We're starting to get some clues of how Obama's stimulus plans may impact investors and the markets. Bloomberg is reporting that Capitol Hill Democrats are discussing a proposal to remove the AMT from private activity municipal bonds, rendering them tax-exempt for all individuals.
While the majority of municipal bonds are tax-exempt, a subset of bonds, those used to pay for non-profit or quasi-private projects like airports, housing projects, and arts centers, are tagged as private activity. With these bonds, investors who are subject to the Alternative Minimum Tax (AMT) have to pay Federal tax on the bond.
Eliminating the AMT would lower the cost to borrow for colleges, housing agencies, non-profits and others that are seeking funds for building projects.

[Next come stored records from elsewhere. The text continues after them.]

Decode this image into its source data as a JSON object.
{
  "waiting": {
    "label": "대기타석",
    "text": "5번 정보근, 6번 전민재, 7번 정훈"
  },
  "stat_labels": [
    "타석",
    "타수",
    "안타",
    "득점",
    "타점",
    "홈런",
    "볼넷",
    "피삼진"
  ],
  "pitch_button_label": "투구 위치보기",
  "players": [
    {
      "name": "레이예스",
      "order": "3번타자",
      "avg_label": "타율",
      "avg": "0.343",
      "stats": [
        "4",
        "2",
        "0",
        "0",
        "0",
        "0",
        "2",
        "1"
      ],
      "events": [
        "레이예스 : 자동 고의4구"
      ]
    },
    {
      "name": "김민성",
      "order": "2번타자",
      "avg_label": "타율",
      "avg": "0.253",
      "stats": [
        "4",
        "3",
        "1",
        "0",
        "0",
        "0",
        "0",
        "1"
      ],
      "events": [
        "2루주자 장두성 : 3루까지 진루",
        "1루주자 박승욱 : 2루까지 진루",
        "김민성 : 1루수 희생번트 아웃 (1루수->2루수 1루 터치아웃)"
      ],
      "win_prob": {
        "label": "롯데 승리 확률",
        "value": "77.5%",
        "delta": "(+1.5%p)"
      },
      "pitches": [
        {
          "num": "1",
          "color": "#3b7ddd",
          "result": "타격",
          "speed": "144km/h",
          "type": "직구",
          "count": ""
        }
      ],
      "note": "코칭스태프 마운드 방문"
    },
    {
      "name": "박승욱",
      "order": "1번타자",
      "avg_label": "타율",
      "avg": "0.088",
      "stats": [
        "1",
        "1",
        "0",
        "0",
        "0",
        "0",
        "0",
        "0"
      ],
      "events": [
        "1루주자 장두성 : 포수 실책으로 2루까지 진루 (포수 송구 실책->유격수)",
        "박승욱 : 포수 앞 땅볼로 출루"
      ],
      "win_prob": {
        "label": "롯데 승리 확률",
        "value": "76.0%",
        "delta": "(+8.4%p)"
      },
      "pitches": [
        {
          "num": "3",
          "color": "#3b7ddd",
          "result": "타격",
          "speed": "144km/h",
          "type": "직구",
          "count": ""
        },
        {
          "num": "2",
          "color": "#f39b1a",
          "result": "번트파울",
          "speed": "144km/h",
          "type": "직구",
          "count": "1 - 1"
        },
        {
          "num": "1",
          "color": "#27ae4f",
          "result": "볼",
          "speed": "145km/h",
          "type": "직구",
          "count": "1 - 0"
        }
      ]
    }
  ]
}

Prviate activity bonds often pay their holders more (and thus cost the issuer more) because of their confusing tax status. By eliminating the impact of the AMT, investors would be willing to purchase the bonds for less return.
"Repealing the AMT on individuals who buy the bonds would reduce borrowing costs, said Greg Principato, president of the Airports Council International-North America.
“Eliminating the AMT on airport bonds would provide significant savings, while also attracting more buyers” for the bonds, he said.
The largest AMT bond issued in 2007 was a $600 million student loan issue by Educational Funding of the South. Three other issues, all for airports in Miami, San Jose, California, and Washington, D.C., were between $530 million and $551 million."
This bill is one of three pro-municipal bond proposals being considered by Congress, as the government tries to find ways of channeling funds into infrastructure and building projects.